Three days ago, I was standing at the kitchen window, checking on those salmonberries and enjoying my morning coffee, when I spotted something odd on the ground by the dry creek. "Who's been throwing pieces of wood in my yard?" I wondered. Surely my neighbours wouldn't have done this - they like our wild space. So after breakfast, I trekked back along the creek to see what was happening. Looking up at the tree, just one side of my birdhouse was still attached. That pile of wood down on the ground was the rest of it, obviously pulled apart by some very strong animal with sharp claws who climbs well! Those scratches were six feet off the ground. Looks like the local black bear has returned for the summer. We'd not seen any sign of him since early spring, and were hoping he'd moved to a neighbourhood with better garbage. No luck. Those scratches were really deep. But we didn't hear him (I'm assuming it was a male, though three years ago the resident bear was a female with two cubs) when he took that birdhouse apart. Not a sound.
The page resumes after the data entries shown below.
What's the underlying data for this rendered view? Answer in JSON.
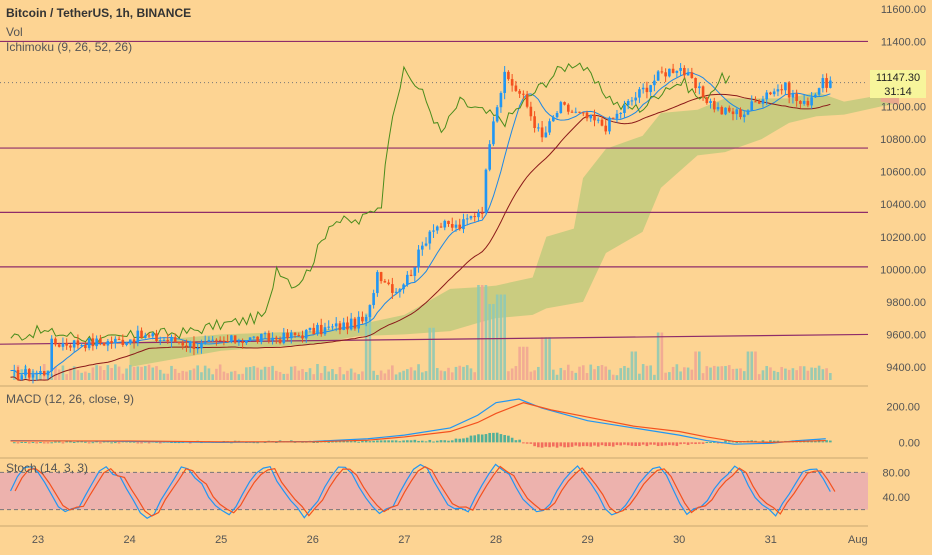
{
  "header": {
    "title": "Bitcoin / TetherUS, 1h, BINANCE",
    "vol_label": "Vol",
    "ichimoku_label": "Ichimoku (9, 26, 52, 26)",
    "macd_label": "MACD (12, 26, close, 9)",
    "stoch_label": "Stoch (14, 3, 3)"
  },
  "price_badge": {
    "price": "11147.30",
    "countdown": "31:14"
  },
  "colors": {
    "background": "#fdd493",
    "up": "#2196f3",
    "down": "#f4511e",
    "hline": "#8e2c6a",
    "kumo": "#b8c97a",
    "chikou": "#4a8c1c",
    "kijun": "#8b1a1a",
    "tenkan": "#1e88e5",
    "macd": "#2196f3",
    "signal": "#f4511e",
    "stoch_band": "#e8a9b4"
  },
  "chart_data": [
    {
      "type": "candlestick",
      "title": "Bitcoin / TetherUS, 1h, BINANCE",
      "x_tick_labels": [
        "23",
        "24",
        "25",
        "26",
        "27",
        "28",
        "29",
        "30",
        "31",
        "Aug"
      ],
      "y_tick_labels": [
        "9400.00",
        "9600.00",
        "9800.00",
        "10000.00",
        "10200.00",
        "10400.00",
        "10600.00",
        "10800.00",
        "11000.00",
        "11200.00",
        "11400.00",
        "11600.00"
      ],
      "ylim": [
        9320,
        11630
      ],
      "last_price": 11147.3,
      "horizontal_levels": [
        11400,
        10745,
        10350,
        10015
      ],
      "trendline": {
        "from_price": 9540,
        "to_price": 9600
      },
      "candle_anchors": [
        {
          "day": 22.7,
          "price": 9350
        },
        {
          "day": 23.1,
          "price": 9370
        },
        {
          "day": 23.15,
          "price": 9545
        },
        {
          "day": 23.6,
          "price": 9550
        },
        {
          "day": 23.9,
          "price": 9560
        },
        {
          "day": 24.1,
          "price": 9590
        },
        {
          "day": 24.5,
          "price": 9560
        },
        {
          "day": 24.8,
          "price": 9530
        },
        {
          "day": 25.2,
          "price": 9570
        },
        {
          "day": 25.7,
          "price": 9580
        },
        {
          "day": 26.0,
          "price": 9620
        },
        {
          "day": 26.4,
          "price": 9660
        },
        {
          "day": 26.6,
          "price": 9690
        },
        {
          "day": 26.7,
          "price": 9990
        },
        {
          "day": 26.9,
          "price": 9870
        },
        {
          "day": 27.05,
          "price": 9960
        },
        {
          "day": 27.3,
          "price": 10270
        },
        {
          "day": 27.6,
          "price": 10260
        },
        {
          "day": 27.85,
          "price": 10380
        },
        {
          "day": 27.95,
          "price": 10900
        },
        {
          "day": 28.1,
          "price": 11190
        },
        {
          "day": 28.3,
          "price": 11050
        },
        {
          "day": 28.5,
          "price": 10800
        },
        {
          "day": 28.7,
          "price": 11000
        },
        {
          "day": 28.9,
          "price": 10950
        },
        {
          "day": 29.2,
          "price": 10880
        },
        {
          "day": 29.5,
          "price": 11050
        },
        {
          "day": 29.8,
          "price": 11200
        },
        {
          "day": 30.0,
          "price": 11250
        },
        {
          "day": 30.2,
          "price": 11100
        },
        {
          "day": 30.45,
          "price": 10970
        },
        {
          "day": 30.7,
          "price": 10960
        },
        {
          "day": 30.95,
          "price": 11090
        },
        {
          "day": 31.15,
          "price": 11120
        },
        {
          "day": 31.35,
          "price": 11000
        },
        {
          "day": 31.55,
          "price": 11140
        },
        {
          "day": 31.65,
          "price": 11147
        }
      ],
      "kumo_anchors": [
        {
          "day": 24.0,
          "top": 9550,
          "bottom": 9400
        },
        {
          "day": 25.0,
          "top": 9600,
          "bottom": 9500
        },
        {
          "day": 26.0,
          "top": 9620,
          "bottom": 9540
        },
        {
          "day": 26.5,
          "top": 9660,
          "bottom": 9590
        },
        {
          "day": 27.0,
          "top": 9720,
          "bottom": 9600
        },
        {
          "day": 27.5,
          "top": 9880,
          "bottom": 9620
        },
        {
          "day": 27.8,
          "top": 9890,
          "bottom": 9670
        },
        {
          "day": 28.0,
          "top": 9900,
          "bottom": 9700
        },
        {
          "day": 28.4,
          "top": 9950,
          "bottom": 9720
        },
        {
          "day": 28.55,
          "top": 10200,
          "bottom": 9760
        },
        {
          "day": 28.85,
          "top": 10250,
          "bottom": 9790
        },
        {
          "day": 28.95,
          "top": 10560,
          "bottom": 9800
        },
        {
          "day": 29.2,
          "top": 10740,
          "bottom": 10100
        },
        {
          "day": 29.6,
          "top": 10820,
          "bottom": 10230
        },
        {
          "day": 29.8,
          "top": 10960,
          "bottom": 10500
        },
        {
          "day": 30.2,
          "top": 10980,
          "bottom": 10700
        },
        {
          "day": 30.5,
          "top": 11050,
          "bottom": 10720
        },
        {
          "day": 30.9,
          "top": 11050,
          "bottom": 10800
        },
        {
          "day": 31.2,
          "top": 11050,
          "bottom": 10900
        },
        {
          "day": 31.5,
          "top": 11090,
          "bottom": 10940
        },
        {
          "day": 31.8,
          "top": 11030,
          "bottom": 10950
        },
        {
          "day": 32.2,
          "top": 11070,
          "bottom": 11000
        },
        {
          "day": 32.4,
          "top": 11060,
          "bottom": 11020
        }
      ]
    },
    {
      "type": "bar",
      "title": "Vol",
      "x_tick_labels": [
        "23",
        "24",
        "25",
        "26",
        "27",
        "28",
        "29",
        "30",
        "31",
        "Aug"
      ],
      "spikes": [
        {
          "day": 26.6,
          "level": 0.7
        },
        {
          "day": 27.3,
          "level": 0.55
        },
        {
          "day": 27.85,
          "level": 1.0
        },
        {
          "day": 27.95,
          "level": 0.8
        },
        {
          "day": 28.05,
          "level": 0.9
        },
        {
          "day": 28.3,
          "level": 0.35
        },
        {
          "day": 28.55,
          "level": 0.45
        },
        {
          "day": 29.5,
          "level": 0.3
        },
        {
          "day": 29.8,
          "level": 0.5
        },
        {
          "day": 30.2,
          "level": 0.3
        },
        {
          "day": 30.8,
          "level": 0.3
        }
      ]
    },
    {
      "type": "line",
      "title": "MACD (12, 26, close, 9)",
      "y_tick_labels": [
        "0.00",
        "200.00"
      ],
      "ylim": [
        -70,
        290
      ],
      "series": [
        {
          "points": [
            [
              22.7,
              10
            ],
            [
              24.0,
              5
            ],
            [
              25.0,
              0
            ],
            [
              26.0,
              5
            ],
            [
              26.6,
              20
            ],
            [
              27.0,
              40
            ],
            [
              27.5,
              80
            ],
            [
              27.8,
              150
            ],
            [
              28.0,
              220
            ],
            [
              28.25,
              240
            ],
            [
              28.5,
              190
            ],
            [
              29.0,
              120
            ],
            [
              29.5,
              80
            ],
            [
              30.0,
              40
            ],
            [
              30.3,
              10
            ],
            [
              30.6,
              -10
            ],
            [
              31.0,
              -5
            ],
            [
              31.3,
              10
            ],
            [
              31.6,
              20
            ]
          ]
        },
        {
          "points": [
            [
              22.7,
              8
            ],
            [
              24.0,
              8
            ],
            [
              25.0,
              3
            ],
            [
              26.0,
              3
            ],
            [
              26.6,
              12
            ],
            [
              27.0,
              30
            ],
            [
              27.5,
              60
            ],
            [
              27.8,
              110
            ],
            [
              28.0,
              160
            ],
            [
              28.3,
              220
            ],
            [
              28.6,
              180
            ],
            [
              29.0,
              140
            ],
            [
              29.5,
              90
            ],
            [
              30.0,
              60
            ],
            [
              30.3,
              30
            ],
            [
              30.6,
              5
            ],
            [
              31.0,
              0
            ],
            [
              31.3,
              5
            ],
            [
              31.6,
              10
            ]
          ]
        }
      ]
    },
    {
      "type": "line",
      "title": "Stoch (14, 3, 3)",
      "y_tick_labels": [
        "40.00",
        "80.00"
      ],
      "ylim": [
        0,
        100
      ],
      "band": [
        20,
        80
      ]
    }
  ]
}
There were no birds in the house, so I'm not sure why he destroyed it. The winter berries have fed the birds, and the summer berries will be a while yet, so there's not much in the way of easy food here.
If it wasn't a bear, what creature made these deep gashes?
If it it Mr. Black Bear, I'm glad I left that hole in the hedge so that we can duck through and cross the neighbour's yard to get to the street. Our evening 'glass on the patio' may be quite exciting this summer!